Gregor shakes his head in response to my question, and behind his eyes I detect something I can't pinpoint. Summit politics. Ugh.
"When?"
"Tonight, if you're up to it."
Carrick on the sofa is still imitating a statue, but at that, he finally moves to nod. He was torn up worse than I was, but he heals faster.
The scabs on my stomach pull a bit when I stretch. I look at Carrick, thinking of a bunch of shades terrorizing Crossville. That's bad news. Then I think of Gregor, and how two days ago, us hunting packs of slummoths was seen as a test. How long did Crossville have to lose citizens before Gregor got around to asking us to do this?
I nod my assent, and Gregor leaves, but my troubled feeling doesn't.

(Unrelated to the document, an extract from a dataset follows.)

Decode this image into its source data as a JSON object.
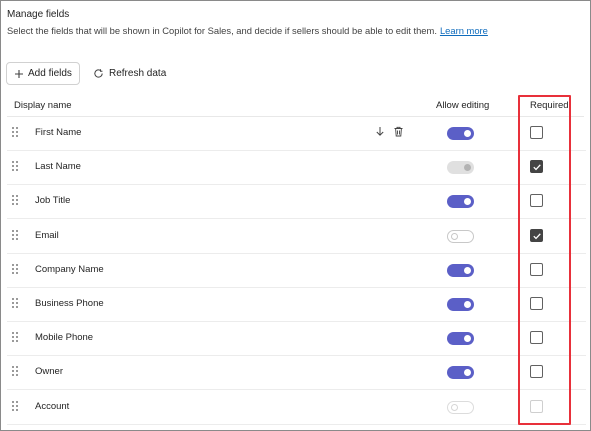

Sometimes I wonder what it's like to spend Friday night at the movies. Or on a date. Or kicked back in my recliner with explosions on television, snuggled into my silk robe and sipping from a glass of sake.
Sometimes that wondering is prompted by stepping in a pile of rotting entrails. Like right now.
I bite back a curse, sidestepping the rest of the oozing offal and scraping the side of my boot on a scrubby patch of grass. The shades walking around me don't seem to care much — Harkan and Udo tread right over it — and the sight reminds me that as much time as I've spent with them, we're still very different.
The only good thing about having to clean decaying flesh off my boots is that it tells me we're on the right track.
The sky lightens above us, almost imperceptibly as the rising moon heralds the coming of the sun. If Gregor's intel is right, the shades who have been munching on Crossville's people — and leaving scraps for me to step in — should be about ready to tuck themselves in for the night. I only hope the abandoned barn they've settled isn't decorated like the warehouse by the train tracks was. That would make the pile of guts look like a paper cut.